BCrypt, in contrast to all of the above, has as its main advantage an extremely slow key derivation function or KDF. Blowfish, the encryption cipher that forms the basis of BCrypt, uses an "SBox"; a large array of predetermined initial values, which is modified by the key and/or IV to produce the initial state of the cipher through which the plaintext is fed. In BCrypt, this SBox setup is made more complex by taking the smaller password and salt values and running them through the "unkeyed" cipher a predetermined number of times, "warming up" the cipher into a state that theoretically could only be produced by performing the same number of iterations of setup, using the same password and salt. This "warmed-up" cipher is then fed a constant plaintext to produce the hash value. In CS terms, the hash forms a "proof of work"; a computational task that is difficult (time- and/or resource-consuming) to perform, but easy to check for correctness (does the produced hash match the one we already have?).

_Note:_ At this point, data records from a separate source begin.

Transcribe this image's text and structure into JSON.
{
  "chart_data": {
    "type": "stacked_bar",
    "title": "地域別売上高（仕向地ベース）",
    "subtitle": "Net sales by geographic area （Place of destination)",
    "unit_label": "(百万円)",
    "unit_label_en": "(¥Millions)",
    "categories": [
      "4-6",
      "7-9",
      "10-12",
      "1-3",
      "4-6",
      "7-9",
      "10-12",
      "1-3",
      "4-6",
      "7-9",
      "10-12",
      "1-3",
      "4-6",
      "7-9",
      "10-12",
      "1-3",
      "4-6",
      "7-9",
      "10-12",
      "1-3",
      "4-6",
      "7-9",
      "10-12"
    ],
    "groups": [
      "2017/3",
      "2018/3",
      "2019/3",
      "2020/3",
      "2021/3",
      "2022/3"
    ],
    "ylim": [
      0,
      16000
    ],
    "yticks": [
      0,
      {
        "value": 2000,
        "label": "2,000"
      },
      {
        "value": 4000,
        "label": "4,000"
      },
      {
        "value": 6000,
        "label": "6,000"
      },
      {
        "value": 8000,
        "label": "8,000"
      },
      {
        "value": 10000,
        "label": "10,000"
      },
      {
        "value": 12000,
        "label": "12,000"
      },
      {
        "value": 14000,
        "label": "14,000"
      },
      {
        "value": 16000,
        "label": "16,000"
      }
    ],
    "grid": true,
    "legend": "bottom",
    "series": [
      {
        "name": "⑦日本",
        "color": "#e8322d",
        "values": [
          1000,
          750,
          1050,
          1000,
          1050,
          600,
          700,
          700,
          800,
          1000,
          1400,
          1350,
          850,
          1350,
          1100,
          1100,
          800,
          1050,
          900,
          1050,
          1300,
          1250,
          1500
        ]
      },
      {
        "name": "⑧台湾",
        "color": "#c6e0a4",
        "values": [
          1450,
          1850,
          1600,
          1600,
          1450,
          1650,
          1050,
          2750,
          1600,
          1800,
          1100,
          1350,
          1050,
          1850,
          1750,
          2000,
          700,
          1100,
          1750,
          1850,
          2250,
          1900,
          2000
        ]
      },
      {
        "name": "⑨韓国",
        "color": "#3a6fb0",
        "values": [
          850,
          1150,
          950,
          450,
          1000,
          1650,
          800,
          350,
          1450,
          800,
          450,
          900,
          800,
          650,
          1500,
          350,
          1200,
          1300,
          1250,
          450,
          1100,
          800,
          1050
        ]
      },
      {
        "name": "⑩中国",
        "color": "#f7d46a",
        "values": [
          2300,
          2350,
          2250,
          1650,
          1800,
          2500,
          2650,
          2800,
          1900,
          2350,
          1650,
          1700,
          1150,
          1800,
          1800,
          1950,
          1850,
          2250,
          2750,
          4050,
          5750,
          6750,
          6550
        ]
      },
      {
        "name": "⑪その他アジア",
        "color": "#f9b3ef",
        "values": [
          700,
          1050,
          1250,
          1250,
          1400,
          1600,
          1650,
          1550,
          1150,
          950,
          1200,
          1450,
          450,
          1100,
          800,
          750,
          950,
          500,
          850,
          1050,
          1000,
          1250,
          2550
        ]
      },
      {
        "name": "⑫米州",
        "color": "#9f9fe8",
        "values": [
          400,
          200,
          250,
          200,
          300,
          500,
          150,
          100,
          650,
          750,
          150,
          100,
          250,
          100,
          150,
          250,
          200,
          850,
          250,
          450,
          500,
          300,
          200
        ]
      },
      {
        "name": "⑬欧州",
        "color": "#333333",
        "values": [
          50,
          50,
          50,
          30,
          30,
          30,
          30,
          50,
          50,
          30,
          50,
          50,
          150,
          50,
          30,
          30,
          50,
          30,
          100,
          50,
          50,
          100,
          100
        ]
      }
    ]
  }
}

That "predetermined number" of iterations of SBox setup is configurable; this is BCrypt's real power. A number of "rounds" of key setup are specified when hashing, and for n rounds, 2^n iterations of key setup are performed. That means that incrementing the number of rounds makes the hash perform twice as much work and take twice as long on the same hardware to produce the requisite proof of work. BCrypt therefore can easily keep up with Moore's Law, which has been the bane of many hash functions that came before.

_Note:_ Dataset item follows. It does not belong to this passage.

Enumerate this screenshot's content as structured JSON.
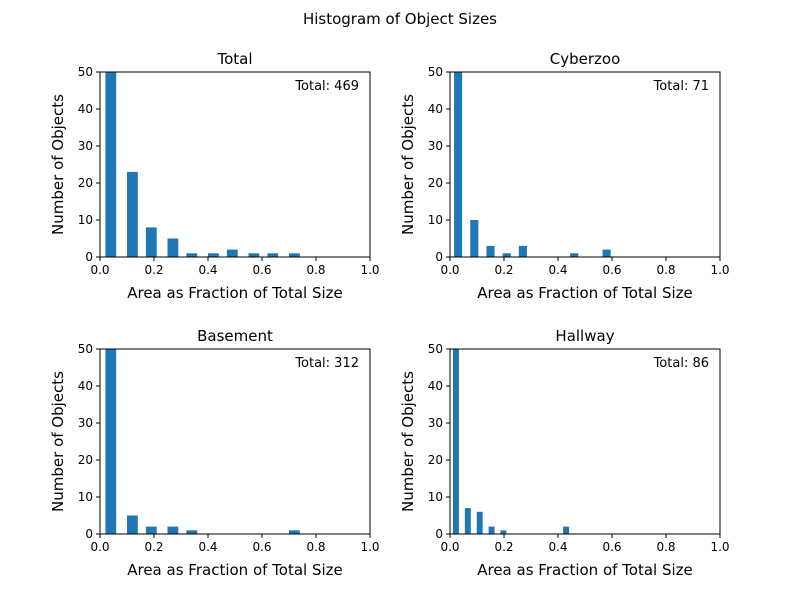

BCrypt's main theoretical weakness is its low memory usage; while computation time can be exponentially increased, the amount of memory required remains effectively constant (the SBox doesn't get any bigger as the iterations increase and no "intermediate results" are required to be kept around). As such, while BCrypt stymies the pure pipelined computational power of a GPU, it remains vulnerable to cracking by more sophisticated "field-programmable gate arrays" (basically a massive, highly modular set of "soft-wired" logic units, that are the current state-of-the-art in highly distributed computing), because the low memory constraints mean you can just throw more relatively-inexpensive circuit boards at the problem.

A newer algorithm, SCrypt, combats FPGA crackers by exponentially increasing the memory demands as well as the computational expense of calculating the hash, so the limited memory available to each FPGA quickly makes them infeasible as well (distributed cracking would basically require large numbers of CPU/FSB/RAM combinations, essentially full computers, hooked together). The only problem there is that SCrypt is only 2 or 3 years old, so it doesn't have the cryptanalytic pedigree of BCrypt (13 years old). And really, if you have to worry about an FPGA-armed cracker getting a password in a feasible amount of time (like before you can change all of them anyway), you have pissed off some very powerful people, and have already exposed another serious vulnerability (allowing an attacker to obtain your stored password hashes in the first place, so they can crack one "offline").

Bottom line, use BCrypt for password hashing. It's 13 years old, based on a 20-year-old cipher algorithm, an in that time no known vulnerabilities have been found that would aid a password cracker. It's slow as molasses, and can be configured to always be so, provided you combine it with a requirement for users to change their password every 90 days or so, so new passwords keep getting hashed with more expensive configurations.